First 500,000 to order will “likely” get service

There are capacity limits imposed by the laws of physics, and SpaceX hasn’t guaranteed that every person who pre-ordered will actually get Starlink. Musk said in May that the first 500,000 people will “most likely” get service, but that SpaceX will face “[m]ore of a challenge when we get into the several million user range.”

We asked Musk today how many orders will be fulfilled by the end of 2021 and will update this article if we get a response. Musk has said the capacity limits will primarily be a problem in densely populated urban areas, so rural people should have a good chance at getting service.

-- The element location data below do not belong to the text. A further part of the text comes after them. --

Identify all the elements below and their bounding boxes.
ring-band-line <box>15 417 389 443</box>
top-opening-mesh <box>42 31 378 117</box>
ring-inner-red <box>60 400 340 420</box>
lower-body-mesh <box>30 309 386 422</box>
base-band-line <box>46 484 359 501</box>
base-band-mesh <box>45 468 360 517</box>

SpaceX has US permission to deploy 1 million user terminals across the country and is seeking a license to deploy up to 5 million terminals. The number of Starlink pre-orders is up to 600,000 and SpaceX is reportedly speeding up its production of dishes to meet demand, as PCMag wrote last week. 

No changes to pricing yet

In beta, SpaceX has been charging a one-time fee of $499 for the user terminal, mounting tripod, and router, plus $99 per month for service. SpaceX hasn’t announced any changes to the pricing, but that could change when it moves from beta to commercial availability.

In April, SpaceX president and COO Gwynne Shotwell said that Starlink will likely avoid “tiered pricing” and “try to keep [pricing] as simple as possible and transparent as possible.” Shotwell said that SpaceX would keep Starlink in beta “until the network is reliable and great and something we’d be proud of.” SpaceX is also working on ruggedized user terminals for aircraft, ships, large trucks, and RVs.

SpaceX has a Federal Communications Commission license to launch nearly 12,000 low-Earth orbit satellites and is seeking permission to launch an additional 30,000. Amazon, which plans its own satellite constellation, has been urging the FCC to reject the current version of SpaceX’s next-generation Starlink plan. Satellite operator Viasat supported Amazon’s protest and separately urged a federal appeals court to halt SpaceX launches, but judges rejected Viasat’s request for a stay.